I came across this yummy recipe when I finally asked my friend Amy (who has baked these cookies for years) for a copy. She gave me the recipe and I was double excited to see that it was our friend Anne's grandma's recipe, and "the best cookie of 1930-35" to boot. I love old recipes, and find especially in the case of allergies that they are the most easily adapted, probably because they are usually simple, and have natural, easily accessible ingredient lists. I submitted this recipe in it's original state to my friends e-zine and blog, Mermaids of the Lake. I also said I'd share the revision if it turned out good. Yes it did! My first batch I taste tested on my friend Amy, my friend Funky Junk Jennifer, and my extended family. They met to rave reviews, so I thought they would make great Valentine cookies. I'll include my allergy notes to let you know how it can be modified...enjoy!
Temp. 350 degrees; Time 10-12 mins. (varies on thickness of cookies
1 Cup brown Sugar-packed
3/4 Cup Shortening (I've been able to use both Crisco and a natural brand shortening for Haden's particular allergies.)
1 Egg (I use Ener-G brand Egg Replacer; we call it fake eggs at our home.)
4 Tblsp. Molasses (I mix full and mild flavored.)
2 1/4 Cup Flour (We use brown rice flour that I order online-see below- but you can use the flour(s) that work for your allergy and that you like best for baking.)
1/4 tsp. salt (I just never add salt=).)
1 tsp. cinnamon
1 tsp. ginger
1/2 tsp. cloves
2 tsp. baking soda
*Chocolate chips; broken chocolate bars to taste. (This is my own addition. Why, you ask? Because the incomparable baker at Cake in Spokane, WA makes these amazing molasses ginger cookies with chunks of chocolate and now I have to have one every time I get out to Chaps/Cake. If they aren't there, I cry.)
Mix first 4 ingredients together thoroughly. Measure and blend dry ingredients together and add to first mixture; stir well. (Note: So, I'm sure this was doable without stand mixers back in the day, but my mixture gets very thick due to the ingredient substitutions, so I'm grateful for my Kitchenaid. However, it would have been good to lock it in place so that the stick of molasses coated shortening wouldn't fly out and land on my white sweater today.)

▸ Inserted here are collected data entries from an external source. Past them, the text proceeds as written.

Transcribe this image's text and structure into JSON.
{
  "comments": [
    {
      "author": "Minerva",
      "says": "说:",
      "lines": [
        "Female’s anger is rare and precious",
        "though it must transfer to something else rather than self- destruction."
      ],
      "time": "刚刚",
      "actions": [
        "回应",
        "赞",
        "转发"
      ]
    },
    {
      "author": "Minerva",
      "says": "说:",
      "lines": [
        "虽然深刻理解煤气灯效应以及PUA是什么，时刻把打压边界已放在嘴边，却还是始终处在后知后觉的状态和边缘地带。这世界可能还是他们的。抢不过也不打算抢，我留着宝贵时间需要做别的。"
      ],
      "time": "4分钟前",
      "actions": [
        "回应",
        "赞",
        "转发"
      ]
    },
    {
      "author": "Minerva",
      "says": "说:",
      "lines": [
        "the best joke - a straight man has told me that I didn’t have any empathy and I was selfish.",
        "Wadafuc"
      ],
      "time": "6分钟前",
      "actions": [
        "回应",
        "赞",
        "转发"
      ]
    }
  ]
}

Chill. (I drew a smiley face by this on my recipe to remind me to chill out, too. I wait about an hour for the dough, or when I can get to baking.)
Roll dough in 1&1/4 inch balls; roll in sugar. (Oh, man, I just realized I forgot to roll my whole batch in sugar this time. I also used a vintage scalloped heart cookie cutter as well as a smaller heart cookie cutter pressed into flatted the balls to make a few heart cookies to surprise my boys.)
Place balls 3 inches apart on baking sheet. (I put down a layer of parchment paper ala Martha Stewart to make it easier to remove these gluten free cookies.)
Bake until set but not hard. (Now this is not always easy to gauge with this recipe, but the past two times I've found that about 10-14 minutes was about right. Just make sure if you alter the recipe to leave them on the baking tray to cool before you transfer to cooling rack or you will likely have some broken hearts. Brown rice flower and fake eggs make the cookies more prone to crumbling.)
I also chose to double the recipe this time to yield more yumminess.
Enjoy. And I cannot wait until tomorrow when my boys eyes light up as they see the cooling rack full of heart shaped cookies just for them. Sweet.
http://www.allergygrocer.com - This is my source for brown rice flour that has not been cross-contaminated by other flours (for example nut flours). I also order one of the two types of chocolate chips Haden can have-Barry Calledut chocolate chips from here, usually in 5 lb. bags.
Rosauers, Huckelberry's & Fred Meyer (Spokane stores)-I buy Enjoy Life brand rice milk chocolate bars (the one kind Haden can have) and Enjoy Life chocolate chips baby ones) at these stores. Our biggest challenges are finding packaged items that are not made in plants with Haden's allergens, but these are our constants.